I don’t know if I had ever seen Courtney Lynahan before, but I really liked her as the vow of silence nun and the pilfering cast member (oops don’t want to give too much away).
I can’t go any further without mentioning five of my favorites in the CSP stable of stars. I just love Michelle Cullen, Judy David, Peter Kuo (who is hilarious btw), Michelle Opaleski, and Brian M. Touchette. Each one was superb and acted with great skill. They heightened the tomfoolery and suspense. Bravo!!
As I said in previous reviews – I love Susan Boudreax and Susie Moak. They knock my socks off.
I had never seen Ann Matthews act Before, but she too, was a delightful surprise. She appeared with her husband of 33 years Pete Matthews. I had never seen him act either. Whenever I see him he has a hammer in his hand; this time he had a cigar. Regardless of hand tool, he did an excellent job.
Remember the gloriously evil bad guy in CSP’s production of 1984? That was Zack Jackson. In this show, he played a hilarious loudmouth plumber and then himself as the show progressed. BTW, he has one of my favorite actor skills – he makes great faces.
I’ll tell you who doesn’t get enough credit around here — Heather McCarty. She is a blast to watch and also makes great faces. I always see her doing something interesting down stage left. Isn’t that weird?
Renee G. O’leary celebrated her 55th consecutive fund raiser. She was delightful as Boddy and took a second to show off her great legs to audience.

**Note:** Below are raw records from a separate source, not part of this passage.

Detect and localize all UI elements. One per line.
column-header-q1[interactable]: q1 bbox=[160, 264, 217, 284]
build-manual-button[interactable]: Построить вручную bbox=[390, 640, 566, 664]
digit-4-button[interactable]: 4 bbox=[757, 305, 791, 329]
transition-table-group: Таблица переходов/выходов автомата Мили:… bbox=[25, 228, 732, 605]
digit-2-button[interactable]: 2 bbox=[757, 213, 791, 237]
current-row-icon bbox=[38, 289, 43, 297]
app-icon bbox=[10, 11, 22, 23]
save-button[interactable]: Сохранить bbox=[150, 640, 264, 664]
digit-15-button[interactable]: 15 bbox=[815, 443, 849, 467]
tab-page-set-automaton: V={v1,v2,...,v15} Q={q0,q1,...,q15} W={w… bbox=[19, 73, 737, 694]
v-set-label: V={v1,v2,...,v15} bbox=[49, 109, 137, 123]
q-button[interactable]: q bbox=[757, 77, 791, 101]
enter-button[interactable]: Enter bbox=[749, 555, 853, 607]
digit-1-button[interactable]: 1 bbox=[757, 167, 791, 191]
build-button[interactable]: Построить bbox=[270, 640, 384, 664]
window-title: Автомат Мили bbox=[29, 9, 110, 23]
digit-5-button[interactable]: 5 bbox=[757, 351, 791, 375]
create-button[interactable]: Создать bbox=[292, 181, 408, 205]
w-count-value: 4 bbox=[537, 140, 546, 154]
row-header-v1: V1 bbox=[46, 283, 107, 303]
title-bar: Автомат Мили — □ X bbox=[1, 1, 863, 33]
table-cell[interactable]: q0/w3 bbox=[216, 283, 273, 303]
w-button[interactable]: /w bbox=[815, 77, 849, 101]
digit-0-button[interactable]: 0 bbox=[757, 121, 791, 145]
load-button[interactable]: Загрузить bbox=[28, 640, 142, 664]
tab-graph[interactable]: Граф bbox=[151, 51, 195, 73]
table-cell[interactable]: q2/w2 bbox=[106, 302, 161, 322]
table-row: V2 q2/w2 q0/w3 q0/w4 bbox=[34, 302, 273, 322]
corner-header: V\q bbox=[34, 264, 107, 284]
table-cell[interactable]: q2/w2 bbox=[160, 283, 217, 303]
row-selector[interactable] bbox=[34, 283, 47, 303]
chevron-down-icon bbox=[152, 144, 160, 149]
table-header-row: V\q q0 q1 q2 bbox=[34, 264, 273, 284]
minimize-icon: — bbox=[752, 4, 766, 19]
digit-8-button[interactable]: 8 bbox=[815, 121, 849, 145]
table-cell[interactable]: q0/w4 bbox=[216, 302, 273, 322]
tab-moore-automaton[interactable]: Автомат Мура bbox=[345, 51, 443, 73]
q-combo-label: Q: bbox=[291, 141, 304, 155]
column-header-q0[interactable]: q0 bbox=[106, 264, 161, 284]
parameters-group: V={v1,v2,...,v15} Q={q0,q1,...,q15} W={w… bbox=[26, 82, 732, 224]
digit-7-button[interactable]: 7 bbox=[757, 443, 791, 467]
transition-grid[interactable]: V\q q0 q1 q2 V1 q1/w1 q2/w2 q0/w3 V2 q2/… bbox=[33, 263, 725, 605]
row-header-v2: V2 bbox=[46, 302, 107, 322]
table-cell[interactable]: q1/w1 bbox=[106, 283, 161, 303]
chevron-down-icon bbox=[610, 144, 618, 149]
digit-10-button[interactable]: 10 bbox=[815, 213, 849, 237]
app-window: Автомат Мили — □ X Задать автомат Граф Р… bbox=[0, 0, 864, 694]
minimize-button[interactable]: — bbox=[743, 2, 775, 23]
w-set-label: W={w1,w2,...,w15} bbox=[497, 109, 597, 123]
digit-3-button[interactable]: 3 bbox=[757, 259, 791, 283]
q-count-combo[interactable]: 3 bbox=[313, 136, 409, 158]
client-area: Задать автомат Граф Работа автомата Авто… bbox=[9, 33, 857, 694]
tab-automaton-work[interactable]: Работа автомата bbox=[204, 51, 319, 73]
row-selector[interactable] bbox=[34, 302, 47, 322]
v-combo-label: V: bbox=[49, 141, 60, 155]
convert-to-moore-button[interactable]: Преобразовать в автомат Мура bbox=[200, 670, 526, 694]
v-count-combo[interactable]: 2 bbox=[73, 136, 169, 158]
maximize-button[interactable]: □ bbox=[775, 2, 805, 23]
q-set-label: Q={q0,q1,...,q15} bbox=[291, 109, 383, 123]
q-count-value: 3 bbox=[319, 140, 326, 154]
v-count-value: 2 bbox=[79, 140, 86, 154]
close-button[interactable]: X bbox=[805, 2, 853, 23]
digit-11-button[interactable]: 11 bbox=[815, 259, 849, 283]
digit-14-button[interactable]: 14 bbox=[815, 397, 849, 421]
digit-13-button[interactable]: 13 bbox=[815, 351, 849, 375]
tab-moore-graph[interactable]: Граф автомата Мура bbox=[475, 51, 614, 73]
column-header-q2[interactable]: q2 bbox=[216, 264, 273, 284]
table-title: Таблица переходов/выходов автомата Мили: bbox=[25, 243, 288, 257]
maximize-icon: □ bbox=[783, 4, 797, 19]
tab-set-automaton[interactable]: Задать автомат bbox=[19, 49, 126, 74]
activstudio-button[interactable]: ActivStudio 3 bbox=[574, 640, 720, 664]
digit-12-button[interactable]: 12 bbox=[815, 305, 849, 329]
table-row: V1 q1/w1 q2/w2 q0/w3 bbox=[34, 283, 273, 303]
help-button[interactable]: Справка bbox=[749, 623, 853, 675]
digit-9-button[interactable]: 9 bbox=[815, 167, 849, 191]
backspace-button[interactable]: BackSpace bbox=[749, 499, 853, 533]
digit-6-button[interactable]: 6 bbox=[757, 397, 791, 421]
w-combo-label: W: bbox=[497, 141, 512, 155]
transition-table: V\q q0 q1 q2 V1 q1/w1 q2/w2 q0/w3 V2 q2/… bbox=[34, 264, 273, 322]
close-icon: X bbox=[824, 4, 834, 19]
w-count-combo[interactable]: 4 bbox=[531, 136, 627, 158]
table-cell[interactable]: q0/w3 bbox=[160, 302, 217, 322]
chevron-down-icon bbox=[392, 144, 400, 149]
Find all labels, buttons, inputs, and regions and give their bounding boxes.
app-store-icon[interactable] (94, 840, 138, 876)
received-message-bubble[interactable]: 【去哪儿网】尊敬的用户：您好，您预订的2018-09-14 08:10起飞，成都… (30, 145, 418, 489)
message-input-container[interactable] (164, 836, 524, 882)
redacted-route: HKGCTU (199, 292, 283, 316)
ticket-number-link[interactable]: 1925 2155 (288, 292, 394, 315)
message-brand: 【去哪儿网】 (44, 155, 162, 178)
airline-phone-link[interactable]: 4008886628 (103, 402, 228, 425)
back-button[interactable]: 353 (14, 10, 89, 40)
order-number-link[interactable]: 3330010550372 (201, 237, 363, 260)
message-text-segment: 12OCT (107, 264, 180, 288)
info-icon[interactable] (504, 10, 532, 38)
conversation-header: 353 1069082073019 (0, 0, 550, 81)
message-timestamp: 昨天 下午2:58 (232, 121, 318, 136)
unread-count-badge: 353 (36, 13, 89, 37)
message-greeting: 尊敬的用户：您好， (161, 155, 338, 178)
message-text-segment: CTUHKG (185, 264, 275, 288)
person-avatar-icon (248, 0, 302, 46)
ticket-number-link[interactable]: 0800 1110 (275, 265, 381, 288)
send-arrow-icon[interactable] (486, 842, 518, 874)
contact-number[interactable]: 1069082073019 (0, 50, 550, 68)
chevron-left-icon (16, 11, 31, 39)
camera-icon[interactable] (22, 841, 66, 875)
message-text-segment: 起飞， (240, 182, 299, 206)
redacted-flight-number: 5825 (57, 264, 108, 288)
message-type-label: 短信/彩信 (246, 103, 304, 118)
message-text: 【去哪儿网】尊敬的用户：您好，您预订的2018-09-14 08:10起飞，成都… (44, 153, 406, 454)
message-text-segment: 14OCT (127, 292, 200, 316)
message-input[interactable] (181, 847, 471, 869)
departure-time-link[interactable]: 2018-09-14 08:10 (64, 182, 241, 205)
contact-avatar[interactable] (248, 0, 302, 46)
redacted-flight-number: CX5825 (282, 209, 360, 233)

Danielle Jackomin played bestselling murder mystery novelist LC. She is always fun to watch. Pay attention to her last couple of minutes on stage, those are pretty special.
I don’t know who Darin Bishop is. I think he got swallowed up in the crowd of actors after the shooting of Mr. Mason. He is listed as the EMT in the program, so maybe I had a bad seat and just couldn’t see him.
The last time I saw Patricia Lake was last Spring when she appeared in Holy Traffic. She was delightful.
I really enjoyed Matthew Brown’s performance of Newark policeman Bernhart. It had an honesty and naivety that was really refreshing when juxtaposed to the snarky witness interviews of Mr. Mason’s shooting/murder.

Walt Osborne played Major General Cleopold Poupon and was especially good throughout the sho0,w but really shined in the first few minutes with a small dance bit that got entire audience clapping.
I guess that’s it. Not a whole lot more to say. There is a bunch of people acting and you’ll like them. The show and the cause (CSP Fund Raiser) are a good place to spend your entertainment dollar. So go see it.